Performances run Thursday 16 – Saturday 18 October.
Multidisciplinary artist and researcher Pepa Ubera will present the world premiere of Sadler's Wells co-commission The Machine of Horizontal Dreams at Sadler's Wells East on Thursday 16 – Saturday 18 October. Through choreography, sound, light, video, and immersive technology, this boundary-pushing performance installation invites audiences to reimagine Western ideas of progress not as linear growth or individual achievement, but as collective care, cyclical time, and embodied experience.
Drawing from ecofeminist and post-humanist thought - and inspired by visionary writer and activist Adrienne Maree Brown, Ubera proposes a framework where growth emerges through relationships, reflection, and radical dreaming.

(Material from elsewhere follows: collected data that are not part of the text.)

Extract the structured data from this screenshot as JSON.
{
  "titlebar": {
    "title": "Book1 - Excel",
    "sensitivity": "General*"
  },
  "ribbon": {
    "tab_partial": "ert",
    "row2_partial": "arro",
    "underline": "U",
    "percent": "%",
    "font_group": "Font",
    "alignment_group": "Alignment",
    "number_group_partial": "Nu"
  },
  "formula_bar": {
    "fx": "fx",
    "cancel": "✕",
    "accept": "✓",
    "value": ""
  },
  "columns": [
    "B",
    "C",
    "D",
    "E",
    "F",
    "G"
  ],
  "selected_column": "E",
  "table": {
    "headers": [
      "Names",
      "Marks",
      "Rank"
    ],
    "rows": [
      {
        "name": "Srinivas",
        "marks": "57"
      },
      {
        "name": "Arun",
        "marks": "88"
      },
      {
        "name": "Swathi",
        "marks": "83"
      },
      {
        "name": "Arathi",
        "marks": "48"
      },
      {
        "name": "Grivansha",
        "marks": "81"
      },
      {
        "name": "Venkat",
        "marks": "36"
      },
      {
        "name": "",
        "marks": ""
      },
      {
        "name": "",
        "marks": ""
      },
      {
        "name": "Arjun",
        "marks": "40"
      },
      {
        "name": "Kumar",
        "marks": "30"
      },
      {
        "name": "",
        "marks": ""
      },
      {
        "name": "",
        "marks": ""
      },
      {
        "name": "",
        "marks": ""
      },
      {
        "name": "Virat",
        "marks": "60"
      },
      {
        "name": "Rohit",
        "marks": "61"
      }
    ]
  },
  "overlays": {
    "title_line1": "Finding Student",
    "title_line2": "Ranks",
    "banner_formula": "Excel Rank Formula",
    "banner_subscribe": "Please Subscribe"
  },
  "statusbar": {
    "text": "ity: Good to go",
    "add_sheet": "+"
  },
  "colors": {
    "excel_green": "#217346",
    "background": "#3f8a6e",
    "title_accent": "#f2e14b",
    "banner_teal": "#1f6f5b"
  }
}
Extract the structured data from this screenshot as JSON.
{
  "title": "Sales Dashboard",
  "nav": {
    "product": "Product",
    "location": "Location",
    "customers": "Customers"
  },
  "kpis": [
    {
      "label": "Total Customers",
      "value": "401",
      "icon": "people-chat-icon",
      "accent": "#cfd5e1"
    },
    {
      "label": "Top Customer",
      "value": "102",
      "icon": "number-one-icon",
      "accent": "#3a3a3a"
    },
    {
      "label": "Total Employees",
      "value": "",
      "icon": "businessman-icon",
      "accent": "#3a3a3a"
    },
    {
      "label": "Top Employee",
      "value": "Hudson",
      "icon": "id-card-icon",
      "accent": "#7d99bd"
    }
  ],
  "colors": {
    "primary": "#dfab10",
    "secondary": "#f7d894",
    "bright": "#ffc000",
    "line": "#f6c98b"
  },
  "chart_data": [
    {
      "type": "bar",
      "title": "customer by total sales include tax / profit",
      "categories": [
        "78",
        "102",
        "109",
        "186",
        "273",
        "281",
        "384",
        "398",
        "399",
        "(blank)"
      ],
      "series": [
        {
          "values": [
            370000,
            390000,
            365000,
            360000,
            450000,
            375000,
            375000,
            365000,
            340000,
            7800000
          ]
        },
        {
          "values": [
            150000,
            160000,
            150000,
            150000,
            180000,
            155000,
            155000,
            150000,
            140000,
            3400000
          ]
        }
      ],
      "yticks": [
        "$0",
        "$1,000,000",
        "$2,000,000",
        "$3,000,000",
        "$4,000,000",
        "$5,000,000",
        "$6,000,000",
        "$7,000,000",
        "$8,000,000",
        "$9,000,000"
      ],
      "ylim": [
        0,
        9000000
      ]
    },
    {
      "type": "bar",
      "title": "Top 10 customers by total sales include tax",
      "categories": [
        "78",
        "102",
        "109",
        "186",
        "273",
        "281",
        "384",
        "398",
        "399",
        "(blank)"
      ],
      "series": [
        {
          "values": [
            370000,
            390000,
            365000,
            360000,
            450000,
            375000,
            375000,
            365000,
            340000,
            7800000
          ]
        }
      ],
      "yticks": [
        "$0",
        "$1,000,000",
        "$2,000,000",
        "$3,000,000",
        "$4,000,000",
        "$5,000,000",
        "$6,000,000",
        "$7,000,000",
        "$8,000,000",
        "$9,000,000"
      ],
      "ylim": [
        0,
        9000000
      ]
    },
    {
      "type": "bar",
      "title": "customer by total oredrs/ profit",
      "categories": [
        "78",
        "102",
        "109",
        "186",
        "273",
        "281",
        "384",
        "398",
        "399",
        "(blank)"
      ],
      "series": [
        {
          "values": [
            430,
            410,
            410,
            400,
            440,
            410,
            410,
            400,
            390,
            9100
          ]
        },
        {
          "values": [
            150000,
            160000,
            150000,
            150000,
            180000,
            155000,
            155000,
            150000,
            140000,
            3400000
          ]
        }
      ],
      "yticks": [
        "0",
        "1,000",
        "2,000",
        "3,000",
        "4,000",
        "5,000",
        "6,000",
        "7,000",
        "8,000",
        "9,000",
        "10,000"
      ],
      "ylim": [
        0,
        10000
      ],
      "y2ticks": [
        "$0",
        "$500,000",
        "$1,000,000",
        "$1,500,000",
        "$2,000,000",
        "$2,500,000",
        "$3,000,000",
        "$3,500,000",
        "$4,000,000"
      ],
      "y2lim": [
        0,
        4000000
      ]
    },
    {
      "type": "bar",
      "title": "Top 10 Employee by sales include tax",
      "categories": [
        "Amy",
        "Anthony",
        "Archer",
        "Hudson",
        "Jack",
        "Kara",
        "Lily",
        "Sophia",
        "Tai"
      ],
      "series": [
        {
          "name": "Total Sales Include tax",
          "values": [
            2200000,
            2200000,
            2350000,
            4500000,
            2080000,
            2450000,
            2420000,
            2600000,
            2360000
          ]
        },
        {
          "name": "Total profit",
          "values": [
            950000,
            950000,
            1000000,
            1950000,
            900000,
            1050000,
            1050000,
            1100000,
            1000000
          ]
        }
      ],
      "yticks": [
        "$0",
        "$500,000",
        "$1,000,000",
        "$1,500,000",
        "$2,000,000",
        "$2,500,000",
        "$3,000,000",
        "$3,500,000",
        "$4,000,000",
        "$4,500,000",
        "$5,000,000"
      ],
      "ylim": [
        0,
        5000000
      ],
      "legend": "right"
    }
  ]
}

Created in collaboration with a dynamic network of artists, technologists, and intergenerational community groups across the UK, The Machine of Horizontal Dreams is a richly textured environment. Ubera has completed an MFA in Creative Practice at Trinity Laban, with a thesis synthesising the research behind the piece.
Ubera has presented work internationally in venues such as Hayward Gallery, Dance4, Barbican, South East Dance and Arts Admin (UK); Matucana 100 (Chile); kampnagel (Germany); and Critical Path and TasDance (Australia). Her performance Ellipsis Land with Josefina Camus was featured in Tate Modern's first live exhibition Ten Days Six Nights and presented at Sadler's Wells Theatre across two seasons. In 2016 Ubera presented The Palest Light as a Sadler's Wells Wild Card and she was a Sadler's Wells Summer University artist (2015–2018).
Pepa Ubera said, "This work is an invitation to drift into a horizontal dreamscape, where the environment is not a backdrop but a collaborator; where humans, nature and technology weave new ways of sensing and belonging. Here, time stretches and folds, and progress is felt as a pulse in the body rather than a line on a clock. The Machine questions how we think, imagine, and shape reality and gathers audiences at Sadler's Wells East into a shared constellation of relating and dreaming."